Lionel Messi headlines the first wave of players named to the 2025 MLS All-Star squad, a selection that surprises no one but still carries genuine weight for a league still measuring itself against the standard he arrived to set.
Messi was among 11 players announced in the initial release of the All-Star roster, a group that represents the current elite of a league increasingly difficult to dismiss as a retirement destination. The fact that Messi belongs in that conversation — not as a token name but as a legitimate on-field force — speaks to where Inter Miami and, by extension, MLS stands heading into the second half of the season.
For Miami, the timing matters. The All-Star selection arrives as Inter Miami continues to navigate the Eastern Conference standings with championship expectations that now follow the club regardless of form or fixture list. Messi's presence on an All-Star roster is nearly automatic at this point, but it serves as a reminder of what the club possesses when he's healthy and engaged. When Messi plays, Miami wins at a rate that distorts the conference picture.
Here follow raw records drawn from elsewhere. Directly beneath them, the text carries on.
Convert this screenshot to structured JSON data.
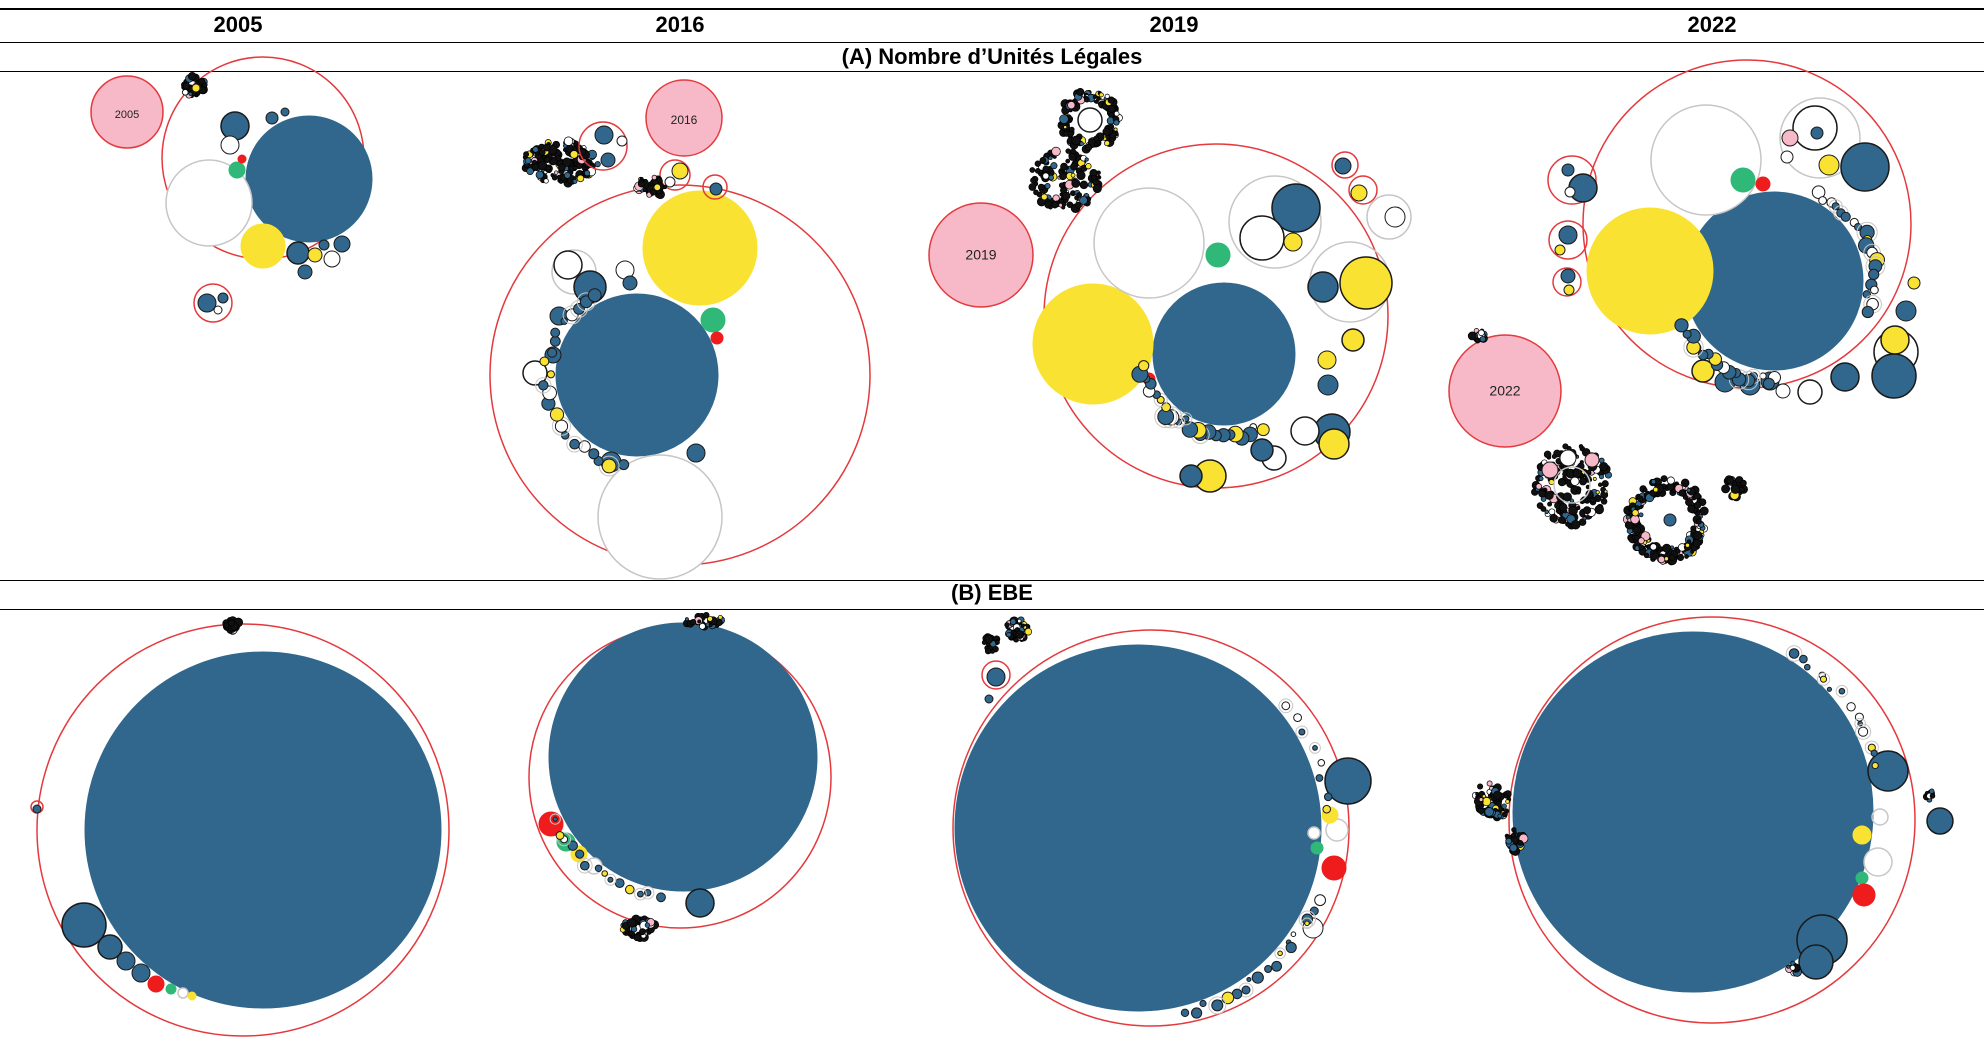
{
  "columns": [
    {
      "year": "2005"
    },
    {
      "year": "2016"
    },
    {
      "year": "2019"
    },
    {
      "year": "2022"
    }
  ],
  "sections": {
    "a": {
      "title": "(A) Nombre d’Unités Légales"
    },
    "b": {
      "title": "(B) EBE"
    }
  },
  "palette": {
    "blue": "#31678c",
    "yellow": "#f9e231",
    "green": "#2fb877",
    "red": "#ee1c1c",
    "pink": "#f7b9c8",
    "white": "#ffffff",
    "outline_red": "#e4393d",
    "outline_grey": "#c6c6c6"
  },
  "cluster_labels": {
    "2005": "2005",
    "2016": "2016",
    "2019": "2019",
    "2022": "2022"
  }
}
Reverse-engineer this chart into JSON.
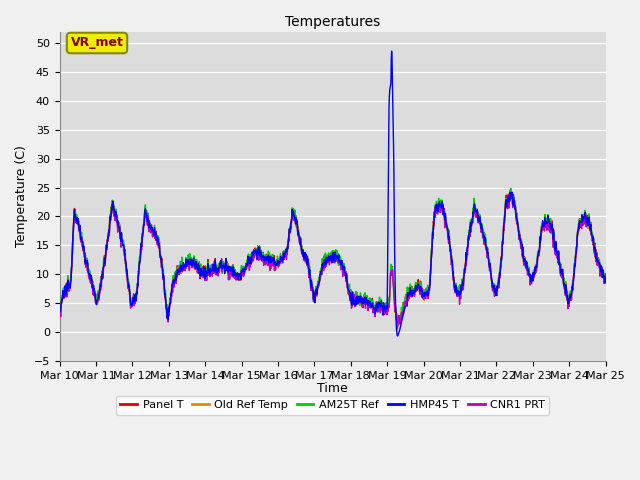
{
  "title": "Temperatures",
  "ylabel": "Temperature (C)",
  "xlabel": "Time",
  "ylim": [
    -5,
    52
  ],
  "yticks": [
    -5,
    0,
    5,
    10,
    15,
    20,
    25,
    30,
    35,
    40,
    45,
    50
  ],
  "bg_color": "#dcdcdc",
  "fig_color": "#f0f0f0",
  "annotation_text": "VR_met",
  "annotation_bg": "#eeee00",
  "annotation_edge": "#888800",
  "annotation_text_color": "#880000",
  "legend_entries": [
    "Panel T",
    "Old Ref Temp",
    "AM25T Ref",
    "HMP45 T",
    "CNR1 PRT"
  ],
  "line_colors": [
    "#dd0000",
    "#dd8800",
    "#00cc00",
    "#0000ff",
    "#bb00bb"
  ],
  "line_width": 1.0,
  "xtick_labels": [
    "Mar 10",
    "Mar 11",
    "Mar 12",
    "Mar 13",
    "Mar 14",
    "Mar 15",
    "Mar 16",
    "Mar 17",
    "Mar 18",
    "Mar 19",
    "Mar 20",
    "Mar 21",
    "Mar 22",
    "Mar 23",
    "Mar 24",
    "Mar 25"
  ],
  "n_days": 15,
  "pts_per_day": 96,
  "font_size": 9,
  "title_size": 10
}
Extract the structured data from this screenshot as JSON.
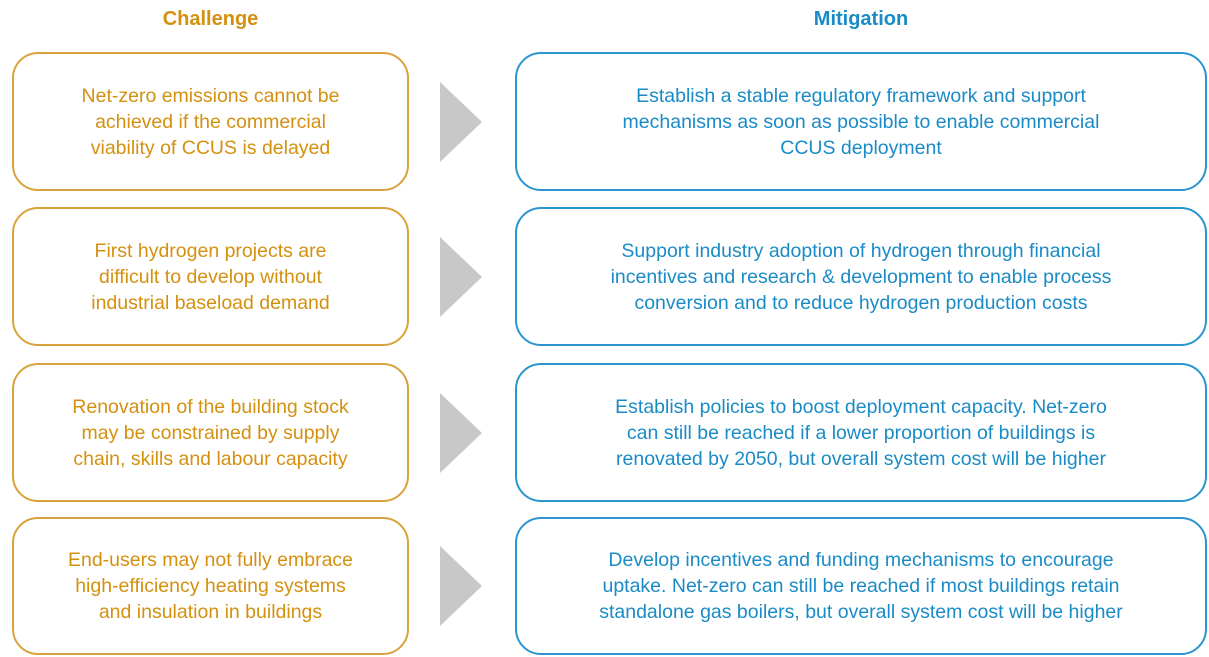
{
  "headers": {
    "challenge": "Challenge",
    "mitigation": "Mitigation"
  },
  "rows": [
    {
      "challenge": [
        "Net-zero emissions cannot be",
        "achieved if the commercial",
        "viability of CCUS is delayed"
      ],
      "mitigation": [
        "Establish a stable regulatory framework and support",
        "mechanisms as soon as possible to enable commercial",
        "CCUS deployment"
      ]
    },
    {
      "challenge": [
        "First hydrogen projects are",
        "difficult to develop without",
        "industrial baseload demand"
      ],
      "mitigation": [
        "Support industry adoption of hydrogen through financial",
        "incentives and research & development to enable process",
        "conversion and to reduce hydrogen production costs"
      ]
    },
    {
      "challenge": [
        "Renovation of the building stock",
        "may be constrained by supply",
        "chain, skills and labour capacity"
      ],
      "mitigation": [
        "Establish policies to boost deployment capacity. Net-zero",
        "can still be reached if a lower proportion of buildings is",
        "renovated by 2050, but overall system cost will be higher"
      ]
    },
    {
      "challenge": [
        "End-users may not fully embrace",
        "high-efficiency heating systems",
        "and insulation in buildings"
      ],
      "mitigation": [
        "Develop incentives and funding mechanisms to encourage",
        "uptake. Net-zero can still be reached if most buildings retain",
        "standalone gas boilers, but overall system cost will be higher"
      ]
    }
  ]
}
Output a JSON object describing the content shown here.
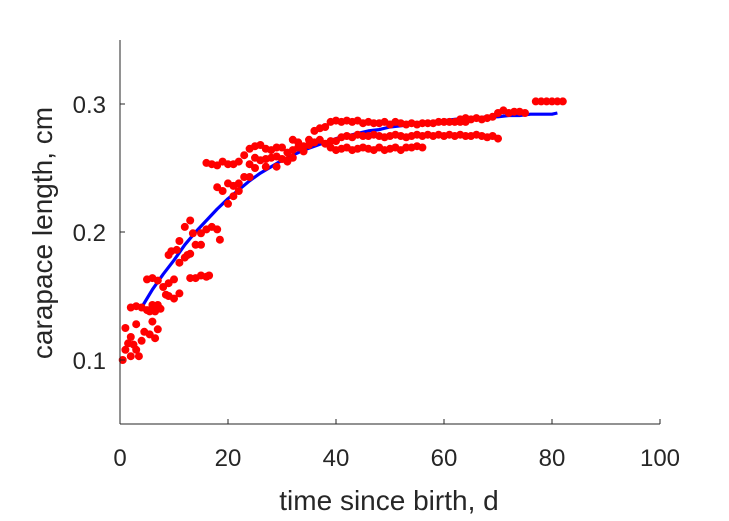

When he doesn't, the fragility of their depth becomes harder to ignore.
The broader MLS All-Star announcement also signals where the league's marketing machine is focused. Naming Messi among the first 11 — rather than as a late addition or fan-vote beneficiary — is a deliberate choice. The league wants his name attached to the event early, and that calculus makes complete sense given what his participation does for viewership and the game's profile in the United States.
What's less certain is how the All-Star break will affect playoff momentum for the clubs involved. Pulling elite players out of competitive rhythms mid-season carries real risk, particularly for teams in tight conference races where dropped points in July can haunt a playoff push in October. For Inter Miami, any disruption to Messi's conditioning or match sharpness carries outsized consequences.
Still, the selection of 11 players in this first announcement suggests a roster that will grow — and the full picture of which conference's depth dominates the final squad will tell its own story about where genuine MLS quality resides in 2025.
Messi will be watched, as always. But so will everyone named alongside him.